Han hecho falta 16 jornadas sin conocer la victoria para que Jorge Almirón renuncie a su cargo como entrenador. El Elche quedaba tras la derrota en Vigo en tierra de nadie, y los medios locales se hacían eco de los posibles candidatos a ocupar el puesto que dejaba libre el técnico argentino.  Sonaba el nombre de Fran Escribá y se ajustaba a lo que Joaquín Buitrago, presidente del club, apuntaba la noche anterior en los micrófonos de Onda Ilicitana: “Se busca un entrenador experimentado, que conozca la Liga española” Para muchos aficionados estas especulaciones podían sonar a utopía, y para muchos otros a una torpe decisión respaldada por el famoso refrán: “Segundas partes nunca fueron buenas”

Las especulaciones se hacen realidad el Día de los Enamorados. Christian Bragarnik apuesta por el hombre que llevó el club a lo más alto en la temporada 2012/2013 y devuelve así la ilusión perdida a los ilicitanos. Tras el fatídico descenso administrativo en el año 2015, el técnico valenciano decide regresar a donde una vez fue feliz. Y quizás está aceptando ahora un reto aún mayor que el que supuso aquellos años mantener dos temporadas consecutivas al Elche Club de Fútbol en primera división.

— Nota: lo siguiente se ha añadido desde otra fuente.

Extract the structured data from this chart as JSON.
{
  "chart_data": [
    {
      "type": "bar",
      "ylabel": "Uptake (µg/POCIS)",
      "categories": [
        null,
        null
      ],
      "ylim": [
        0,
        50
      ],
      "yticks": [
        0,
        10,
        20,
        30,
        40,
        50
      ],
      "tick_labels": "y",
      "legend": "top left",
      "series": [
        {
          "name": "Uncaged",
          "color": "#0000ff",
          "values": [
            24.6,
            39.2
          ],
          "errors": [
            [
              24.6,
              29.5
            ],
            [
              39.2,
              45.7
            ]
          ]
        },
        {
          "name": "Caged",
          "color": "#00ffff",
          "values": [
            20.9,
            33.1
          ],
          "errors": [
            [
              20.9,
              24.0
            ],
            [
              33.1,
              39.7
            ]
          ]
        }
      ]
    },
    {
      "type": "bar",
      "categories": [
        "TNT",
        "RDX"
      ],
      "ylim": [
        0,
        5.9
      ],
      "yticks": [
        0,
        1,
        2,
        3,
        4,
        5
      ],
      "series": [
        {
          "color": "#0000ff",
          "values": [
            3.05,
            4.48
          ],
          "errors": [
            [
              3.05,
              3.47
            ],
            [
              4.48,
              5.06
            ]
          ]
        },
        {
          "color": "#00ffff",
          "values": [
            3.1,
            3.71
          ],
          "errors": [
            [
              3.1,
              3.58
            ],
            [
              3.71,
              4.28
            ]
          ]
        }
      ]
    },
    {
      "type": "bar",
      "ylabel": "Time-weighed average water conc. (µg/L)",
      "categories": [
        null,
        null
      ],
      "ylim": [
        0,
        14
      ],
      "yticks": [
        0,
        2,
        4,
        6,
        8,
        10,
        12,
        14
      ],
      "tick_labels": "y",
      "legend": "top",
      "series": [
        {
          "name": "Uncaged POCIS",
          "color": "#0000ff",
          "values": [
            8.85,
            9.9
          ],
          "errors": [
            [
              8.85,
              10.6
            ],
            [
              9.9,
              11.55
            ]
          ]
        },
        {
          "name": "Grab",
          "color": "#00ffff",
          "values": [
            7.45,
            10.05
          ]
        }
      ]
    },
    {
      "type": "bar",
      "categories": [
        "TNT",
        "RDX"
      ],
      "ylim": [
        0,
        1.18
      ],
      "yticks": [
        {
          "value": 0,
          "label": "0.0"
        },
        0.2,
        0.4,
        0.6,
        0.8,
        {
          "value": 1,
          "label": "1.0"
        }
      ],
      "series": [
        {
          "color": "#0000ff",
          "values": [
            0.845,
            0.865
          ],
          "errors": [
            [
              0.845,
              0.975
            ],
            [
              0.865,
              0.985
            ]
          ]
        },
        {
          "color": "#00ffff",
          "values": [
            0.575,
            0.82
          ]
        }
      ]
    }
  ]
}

Fran Escribá que aterrizará en la ciudad de las palmeras acompañado de David Generelo, excapitán del ‘Elche de los records’ tiene por delante 17 jornadas para redireccionar al equipo hacia una permanencia en la máxima categoría del fútbol español. Pero la gran pregunta es: ¿Tiene este quipo todas las cualidades necesarias para pelear en estos momentos por la salvación? Si de algo estamos seguros es que, tras la gran tormenta de estos últimos meses, la noticia ha traído algo de calma a los aficionados franjiverdes.